3.2. Canoni per la redazione della parte motiva o argomentativa
L’argomentazione presuppone un’attività interpretativa che consiste in un
procedimento finalizzato ad attribuire un significato giuridico a fenomeni, processi e testi.
Allo scopo di pervenire a soluzioni dotate di validità scientifica si può far ricorso ad alcune tecniche argomentative che di seguito si riportano, iniziando da
quelle che si ricavano dall’art. 12 delle Disposizioni Preliminari al Codice Civile,
e proseguendo con quelle che si possono desumere dalla pura logica.
3.2.1. L’argomentazione letterale
Il principale e primario metodo argomentativo si ottiene utilizzando l’interpretazione letterale, la quale consiste nella determinazione del significato della disposizione in base al suo valore semantico (Cass. n. 11359/1993; Cass. n. 7239/
1991; Cass., Sez. Un., n. 4000 del 1992).

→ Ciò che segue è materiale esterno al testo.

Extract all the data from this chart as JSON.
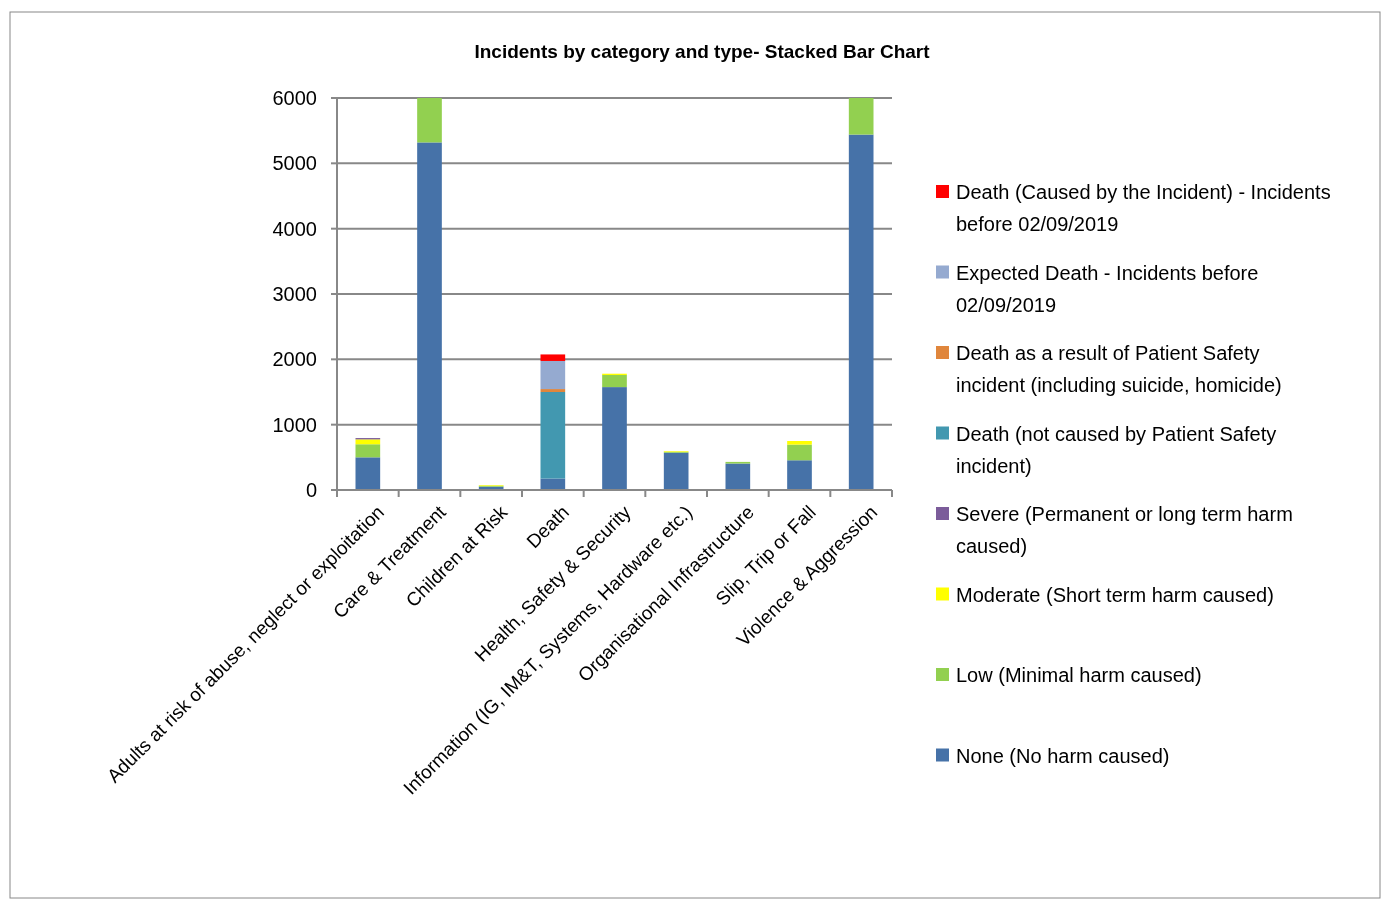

Tale argomentazione, detta anche filologica (dal greco ‘‘amore della parola’’),
si basa sulla esatta individuazione del significato proprio delle singole parole e
di quello che esse assumono nella loro connessione grammaticale o sintattica,
considerando anche la valenza dei segni di interpunzione.
La giurisprudenza ha affermato il primato dell’interpretazione letterale sugli
altri criteri ermeneutici, il cui impiego assume carattere sussidiario a causa della
loro funzione ausiliaria e secondaria, riflettendo l’ordine con cui i diversi criteri
interpretativi sono disciplinati dall’art. 12 delle Preleggi in una gerarchia di valori non alterabili (Consiglio di Stato, Sez. VI, 17 maggio 2003, n. 845).